I saw this at about the same time I saw the 2008 political thriller VANTAGE POINT and am surprised at the similarities. They both have gimmicks in how they structure their story and they both deal with politics. But what's even more surprising is that the romantic comedy DEFINITELY, MAYBE executes both of those elements better than the other movie. Romantic comedies are usually slavish to conventions, and thrillers are supposed to throw new twists at us each time out. While DEFINITELY, MAYBE isn't perfect, it respects its audience enough to know what its talking about when not in romance mode.

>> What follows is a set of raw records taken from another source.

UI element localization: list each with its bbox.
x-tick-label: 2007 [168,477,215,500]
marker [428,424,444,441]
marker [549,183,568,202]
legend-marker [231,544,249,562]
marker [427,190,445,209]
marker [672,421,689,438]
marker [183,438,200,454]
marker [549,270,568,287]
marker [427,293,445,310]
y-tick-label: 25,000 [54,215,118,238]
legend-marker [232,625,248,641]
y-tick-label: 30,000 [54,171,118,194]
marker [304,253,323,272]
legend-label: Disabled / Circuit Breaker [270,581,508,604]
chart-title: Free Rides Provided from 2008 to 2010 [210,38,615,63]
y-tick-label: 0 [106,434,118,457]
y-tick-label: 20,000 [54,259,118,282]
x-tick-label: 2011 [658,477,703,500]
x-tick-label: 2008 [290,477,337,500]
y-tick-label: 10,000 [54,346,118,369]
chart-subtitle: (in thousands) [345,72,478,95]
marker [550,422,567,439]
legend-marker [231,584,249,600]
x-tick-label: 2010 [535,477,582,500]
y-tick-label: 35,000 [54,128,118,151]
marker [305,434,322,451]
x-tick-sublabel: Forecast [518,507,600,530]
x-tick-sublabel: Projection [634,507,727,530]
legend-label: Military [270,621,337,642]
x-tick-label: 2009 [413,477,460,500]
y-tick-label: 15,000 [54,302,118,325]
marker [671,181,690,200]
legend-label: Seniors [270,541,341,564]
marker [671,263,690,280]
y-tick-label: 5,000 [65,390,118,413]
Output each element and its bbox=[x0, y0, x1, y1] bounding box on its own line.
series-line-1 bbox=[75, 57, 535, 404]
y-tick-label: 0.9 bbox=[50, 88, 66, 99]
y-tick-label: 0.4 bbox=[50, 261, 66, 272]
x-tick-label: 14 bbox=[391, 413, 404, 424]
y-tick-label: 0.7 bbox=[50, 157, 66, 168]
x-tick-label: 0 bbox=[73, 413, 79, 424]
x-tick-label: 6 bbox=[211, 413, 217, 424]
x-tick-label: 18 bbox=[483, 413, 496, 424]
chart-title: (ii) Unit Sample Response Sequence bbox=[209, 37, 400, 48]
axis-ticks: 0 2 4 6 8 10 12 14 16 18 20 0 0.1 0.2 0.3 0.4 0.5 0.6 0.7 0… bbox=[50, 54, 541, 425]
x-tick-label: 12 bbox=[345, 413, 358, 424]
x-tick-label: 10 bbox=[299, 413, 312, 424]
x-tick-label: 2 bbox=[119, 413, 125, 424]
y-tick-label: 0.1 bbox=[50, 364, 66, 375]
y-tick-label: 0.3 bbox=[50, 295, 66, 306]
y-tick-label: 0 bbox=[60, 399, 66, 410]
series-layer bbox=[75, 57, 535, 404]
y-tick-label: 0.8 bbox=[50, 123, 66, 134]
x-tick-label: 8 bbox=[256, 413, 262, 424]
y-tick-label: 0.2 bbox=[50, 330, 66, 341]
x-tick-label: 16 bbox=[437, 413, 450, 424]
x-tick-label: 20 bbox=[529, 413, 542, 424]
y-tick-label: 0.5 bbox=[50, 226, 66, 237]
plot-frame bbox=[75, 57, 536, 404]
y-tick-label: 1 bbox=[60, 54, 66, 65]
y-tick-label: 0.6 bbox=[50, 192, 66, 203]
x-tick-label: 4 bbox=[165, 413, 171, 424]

Will Hayes (Ryan Reynolds, BLADE TRINITY) is getting divorced. His young daughter Maya (Abigail Breslin, LITTLE MISS SUNSHINE) wants to know how her father and mother met, and why they're splitting, so Will begins to tell her his dating-life story since college — only changing the names to protect the innocent (and add a bit of mystery to who is Maya's mom). The first suspect is Emily (Elizabeth Banks, W.), Will's hometown sweetheart. Maya isn't convinced it's her because in romances the guy never stays with the original girl. Next is April (Isla Fisher, THE LOOKOUT), a vivacious woman who isn't big on commitment, which often casts Will in the role of boy friend not boyfriend. The third and final suspect is journalist Summer (Rachel Weisz, THE CONSTANT GARDENER), who turns out to have a lot in common with Will.